Veterans issues: $500 million increase above last year's funding levels at the Department of Veterans Affairs for mental health care programs. This includes a 16% increase over last year's levels for opioid treatment and prevention programs and $186 million in funding specifically for suicide prevention. Last year, King advocated for, and helped secure three new VA positions in Maine, including a specialist focused on veteran suicide prevention.

Child care and working families: $2.37 billion for the Child Care and Development Block Grant program, which aims to improve child care quality for low-income households. This funding marks a more than 80% increase from last year's funding, the largest single-year increase in the program's history.

Low-incoming housing: Expands availability of the low-income housing tax credit program for the next four years, resulting in an estimated additional 35,000 affordable housing units. The omnibus also provides new housing vouchers for non-elderly disabled individuals, veterans and youth foster care, for a combined investment of more than $42 billion. The bill also increases funding for the LIHEAP program and Weatherization Assistance Program, which both help low-income families and people living on fixed incomes — like many Maine seniors — get through the winter and pay their energy bills.

Workforce development: The bill includes a $15 million increase in funding for Job Corps, up to $1.72 billion. The administration had proposed a $407 million cut for Fiscal Year 2019 and last year proposed across-the-board cuts to enrollment at Job Corps centers. King joined a letter to the Department of Labor raising concerns about the rationale for the enrollment cuts, which have since been withdrawn. The Loring Jobs Corps Center in Limestone and the Penobscot Job Corps Center in Bangor provide disadvantaged youth with the skills needed to obtain and hold a job, enter the Armed Forces, or enroll in advanced training or higher education. Their work is particularly important given Maine's historically-low unemployment rate and the need to expand the state's workforce.

CDC research on gun violence: The legislation clarifies the Dickey Amendment, which had previously been interpreted as a means to prevent gun violence research at the Centers for Disease Control. The omnibus includes new report guidance clarifying that, as the Secretary of HHS has testified, gun violence research at the CDC can move forward.

Strengthening background checks: The legislation includes the Fix NICS Act, a bipartisan bill cosponsored by King that incentivizes states and requires federal agencies to annually report their compliance in submitting all information to the background check system.

Ban on tip pooling: The bill includes language to prevent employers and managers from taking money from tip pooling arrangements at establishments that have a mix of tipped and non-tipped employees, such as restaurants and hotels. King recently sent a letter to the Department of Labor to raise concerns with proposed regulation that would allow employers to keep employees' tips for themselves.
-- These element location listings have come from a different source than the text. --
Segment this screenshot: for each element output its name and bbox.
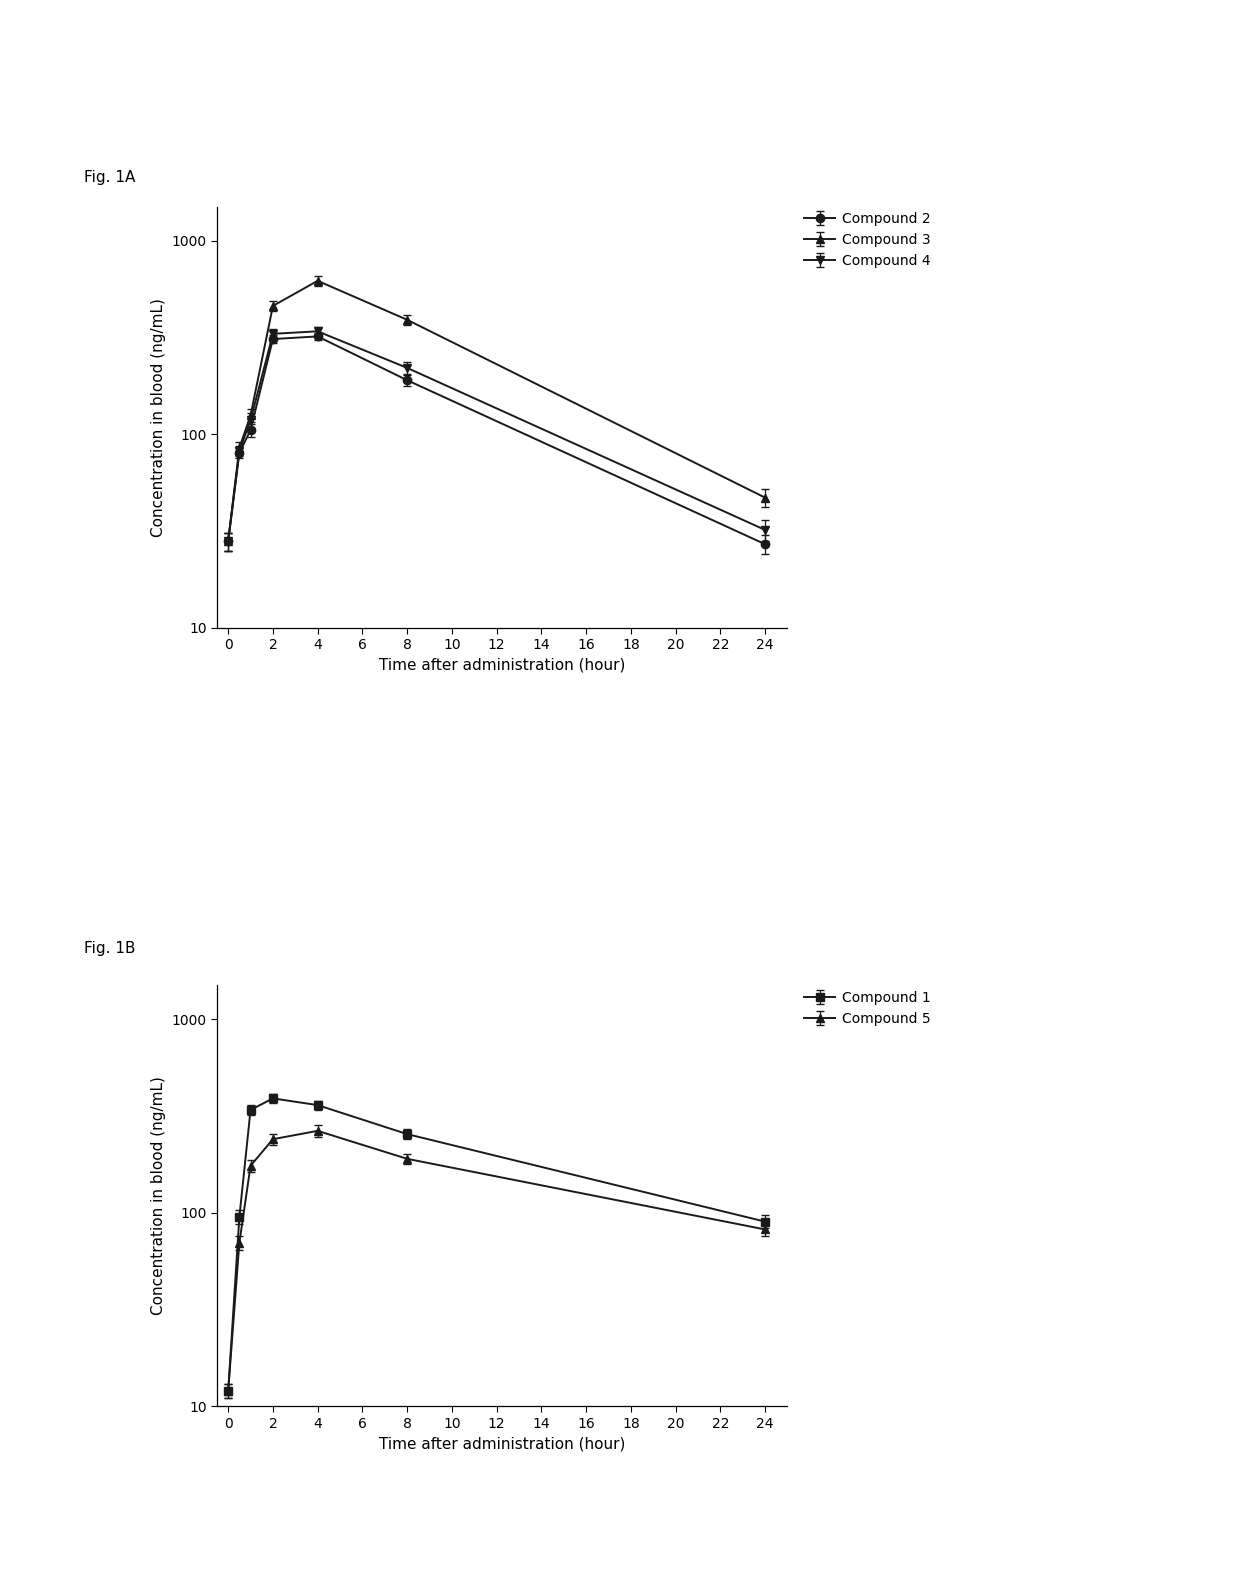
Y-axis label: Concentration in blood (ng/mL): Concentration in blood (ng/mL) — [151, 297, 166, 537]
X-axis label: Time after administration (hour): Time after administration (hour) — [379, 1436, 625, 1451]
X-axis label: Time after administration (hour): Time after administration (hour) — [379, 658, 625, 672]
Legend: Compound 2, Compound 3, Compound 4: Compound 2, Compound 3, Compound 4 — [799, 207, 936, 273]
Text: Fig. 1B: Fig. 1B — [84, 941, 136, 955]
Text: Fig. 1A: Fig. 1A — [84, 170, 135, 184]
Y-axis label: Concentration in blood (ng/mL): Concentration in blood (ng/mL) — [151, 1076, 166, 1316]
Legend: Compound 1, Compound 5: Compound 1, Compound 5 — [799, 985, 936, 1031]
The Economic Policy Institute estimated that allowing the rule to go forward unamended could result in Maine workers losing up to $31.7 million per year in tips.

Environmental programs: The omnibus includes the bipartisan BUILD Act, legislation King cosponsored to assist states and local communities through grants and technical assistance as they assess, safely clean up, and reuse properties that contain a hazardous substance, pollutant, or contaminant for economic development projects. The bill also reauthorizes the EPA's Brownfields program until 2023, and makes numerous improvements to provide states and local governments with additional tools and flexibility to effectively clean up these contaminated sites. The omnibus also increases funding for the Land and Water Conservation Fund, which has contributed to funding for Acadia National Park, the conservation of Maine's vast forest lands for public use, and countless outdoor recreation projects.